El ágora, el lugar donde habitualmente se reunían los ciudadanos de la antigua Grecia, jugó un papel esencial en la consolidación de la democracia como mejor sistema de gobierno de la sociedad. La presencia física en un espacio limitado de los interesados en los asuntos públicos daba una fluidez insuperable al debate y permitía una rápida y sólida formación de opinión entre quienes acudían al lugar dispuestos a escuchar y a participar. A pesar de los avances tecnológicos en el ámbito de la comunicación, todavía hoy en día conviene disponer de ágoras donde los ciudadanos puedan saciar su deseo de información y conocimiento.
Tribuna Barcelona se ha convertido en un ágora ya imprescindible para la sociedad catalana, como demuestran el nivel cualitativo y cuantitativo de asistencia y participación a las numerosas sesiones realizadas. Un repaso a los nombres de las personalidades invitadas a sus ya cerca de trescientas sesiones pone de relieve la amplitud de las inquietudes y la apertura ideológica con las que opera. Políticos de todo el espectro, científicos y profesionales de múltiples campos, artistas de muy diversas tendencias han sido invitados a llevar la batuta en los tradicionales almuerzos donde los comensales han podido dialogar libremente con ellos. Todas las opiniones son respetables y han sido respetadas en una muestra del civismo que impera en nuestra sociedad y que Tribuna Barcelona tiene a gala defender.
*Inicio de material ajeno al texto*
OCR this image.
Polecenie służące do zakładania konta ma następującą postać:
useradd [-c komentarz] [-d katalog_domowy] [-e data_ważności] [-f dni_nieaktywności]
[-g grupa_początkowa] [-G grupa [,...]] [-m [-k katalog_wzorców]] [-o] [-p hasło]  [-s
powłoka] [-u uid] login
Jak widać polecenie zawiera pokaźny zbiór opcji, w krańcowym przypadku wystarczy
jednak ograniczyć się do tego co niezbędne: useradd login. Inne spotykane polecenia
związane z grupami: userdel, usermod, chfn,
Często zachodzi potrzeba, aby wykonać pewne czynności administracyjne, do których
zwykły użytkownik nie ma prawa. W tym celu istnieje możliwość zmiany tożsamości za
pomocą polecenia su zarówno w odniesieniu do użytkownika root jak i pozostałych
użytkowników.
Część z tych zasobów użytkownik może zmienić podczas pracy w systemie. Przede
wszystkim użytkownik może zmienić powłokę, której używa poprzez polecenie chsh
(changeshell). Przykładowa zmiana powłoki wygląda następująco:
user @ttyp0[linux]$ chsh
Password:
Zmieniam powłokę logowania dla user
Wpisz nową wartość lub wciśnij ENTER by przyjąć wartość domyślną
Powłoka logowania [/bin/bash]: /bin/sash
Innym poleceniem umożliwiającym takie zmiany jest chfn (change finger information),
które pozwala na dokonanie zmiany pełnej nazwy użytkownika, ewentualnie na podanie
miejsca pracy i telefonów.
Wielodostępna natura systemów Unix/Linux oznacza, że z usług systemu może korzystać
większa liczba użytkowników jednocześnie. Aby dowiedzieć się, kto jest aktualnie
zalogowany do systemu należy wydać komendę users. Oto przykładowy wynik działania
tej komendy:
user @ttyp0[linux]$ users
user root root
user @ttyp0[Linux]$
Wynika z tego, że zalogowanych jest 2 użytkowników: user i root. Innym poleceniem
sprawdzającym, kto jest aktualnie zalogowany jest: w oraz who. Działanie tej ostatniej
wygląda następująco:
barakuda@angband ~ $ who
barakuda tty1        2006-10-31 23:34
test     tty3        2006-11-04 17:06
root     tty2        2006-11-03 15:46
Me corresponde presidir la segunda etapa de tan singular entidad. Es un reto considerable, habida cuenta de la brillantez con la que el Sr. López Burniol condujo la nave en sus diez primeros años de existencia. Mi compromiso es seguir fiel a los principios que inspiraron su gestión y que han hecho de Tribuna Barcelona una pieza esencial del entramado institucional catalán tras demostrar su amplitud de miras, su independencia y el más escrupuloso respeto a la pluralidad.